I write largely from a first person perspective. My take on poetry is that if I bore deep enough into me I break through to the oneness of everyone else. This developed as the way I write over years of sharing my work. The stuff that people tended to like the most was always the hardest to share. It was the poems that came from places so deep that I didn’t always know where they came from, I just knew that it was the most personal work. At first these poems felt so personal I was hesitant to share them at all, because what was someone else to gain from something that stank so much of me.
Other than some of my spoken word inspired pieces, these were always the most requested poems. Without consulting my agent, or creative writing professor I simply decided that I had stumbled onto something. That there was nothing wrong with sharing the writing that helped me out the most, as so often it helped others out as well. Another thing I believe in very strongly is impact, and the deepest impact in first person work means the most personal.
However, many agents, professors, and magazine editors disagree with me. Poetry tends to be graded on it’s universality, and absence of self. Focus on the falling leaf, instead of how the leaf made me fall. My brand of poetry tended to be viewed just as the writer’s own therapy.
What poem isn’t the writer’s therapy? Spraying on some perfume, and sticking it in heels does nothing other than disguise it. We are all the polar opposite of selfless, everything we do for us individually. Those who we label as selfless, are not selfless at all, they just gain for the self through giving. A poem that is just about a leaf, is still the poet trying to work out their thoughts on the leaf.
That being said there are plenty of bad first person poems. Though there are also plenty of bad poems in every other variety imaginable. Yet, my brand gets discriminated against. I have seen more than one critique forum where “therapy poems” are not allowed, only REAL poetry. So bad I-less poem, after bad I-less poem gets posted. My not my best work, but not my worst poems stay in the queue.
The middle realm of writing tends to be geared more toward aesthetics than impact. Pretty lines that linger maybe for a moment, get more praise than ugly ones that strike you in the heart.

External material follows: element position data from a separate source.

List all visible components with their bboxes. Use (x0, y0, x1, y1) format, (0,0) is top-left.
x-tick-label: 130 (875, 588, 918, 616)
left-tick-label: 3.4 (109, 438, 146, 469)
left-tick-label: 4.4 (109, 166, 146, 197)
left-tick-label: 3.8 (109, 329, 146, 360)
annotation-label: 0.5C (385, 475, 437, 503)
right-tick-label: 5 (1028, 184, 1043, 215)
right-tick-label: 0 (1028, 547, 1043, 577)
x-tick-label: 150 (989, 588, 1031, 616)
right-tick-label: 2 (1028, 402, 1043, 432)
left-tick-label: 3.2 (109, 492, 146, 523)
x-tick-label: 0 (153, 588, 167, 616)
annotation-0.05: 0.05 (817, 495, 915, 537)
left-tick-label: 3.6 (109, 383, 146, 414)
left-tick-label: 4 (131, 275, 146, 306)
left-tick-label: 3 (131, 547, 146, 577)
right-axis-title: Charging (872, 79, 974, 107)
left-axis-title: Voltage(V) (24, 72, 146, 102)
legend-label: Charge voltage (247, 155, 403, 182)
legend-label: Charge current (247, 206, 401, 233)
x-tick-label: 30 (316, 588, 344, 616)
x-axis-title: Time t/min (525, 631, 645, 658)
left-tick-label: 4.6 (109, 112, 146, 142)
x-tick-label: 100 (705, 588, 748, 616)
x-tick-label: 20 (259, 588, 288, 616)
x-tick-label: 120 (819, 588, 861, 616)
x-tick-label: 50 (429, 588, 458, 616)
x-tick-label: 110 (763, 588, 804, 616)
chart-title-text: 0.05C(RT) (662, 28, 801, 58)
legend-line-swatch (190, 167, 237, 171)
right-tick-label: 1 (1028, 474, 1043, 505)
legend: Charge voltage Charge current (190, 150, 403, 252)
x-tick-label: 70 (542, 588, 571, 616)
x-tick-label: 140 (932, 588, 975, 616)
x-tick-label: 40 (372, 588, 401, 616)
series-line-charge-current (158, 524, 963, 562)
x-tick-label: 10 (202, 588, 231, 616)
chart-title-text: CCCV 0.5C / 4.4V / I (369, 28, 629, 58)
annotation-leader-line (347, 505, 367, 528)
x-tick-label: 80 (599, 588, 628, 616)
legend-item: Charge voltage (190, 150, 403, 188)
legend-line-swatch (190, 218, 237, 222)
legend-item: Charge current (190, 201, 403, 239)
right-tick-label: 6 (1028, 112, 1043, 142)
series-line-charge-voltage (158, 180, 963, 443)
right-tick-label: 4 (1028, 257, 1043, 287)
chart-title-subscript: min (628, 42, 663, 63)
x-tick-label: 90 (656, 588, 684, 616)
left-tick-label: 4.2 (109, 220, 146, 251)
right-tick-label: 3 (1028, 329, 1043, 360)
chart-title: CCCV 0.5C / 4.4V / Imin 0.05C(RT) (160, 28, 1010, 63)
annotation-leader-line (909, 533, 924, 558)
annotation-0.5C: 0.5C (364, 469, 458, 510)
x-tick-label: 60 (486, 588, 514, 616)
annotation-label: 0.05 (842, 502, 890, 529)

I have faith in my experience with this, as I have seen it happen to other writers. I see the kid who writes about the view outside her window, get more praise than the kid who wrote about her depression. Yet, the fumbling and awkward I driven stanzas are the ones I think about later. If the vulnerability they discuss is not yet beautiful, it is at least memorable. Yet these are the writers who get trashed. Even though there is a talent in being willfully vulnerable, and there is learnable skill in aesthetics.
To me that is what a poem should be, it should leave an afterimage in the mind of the reader. It should make them feel less alone, and when appropriate provide new understanding. It shouldn’t be consumable beauty which we enjoy in our mouths for a minute, and shit out hours later. Good poems linger. In quiet moments I still hear Dickinson’s fly, and can feel Plath’s horse running. Likely at least one of those two poems is known to most who read this. Time will tell who of today we remember tomorrow.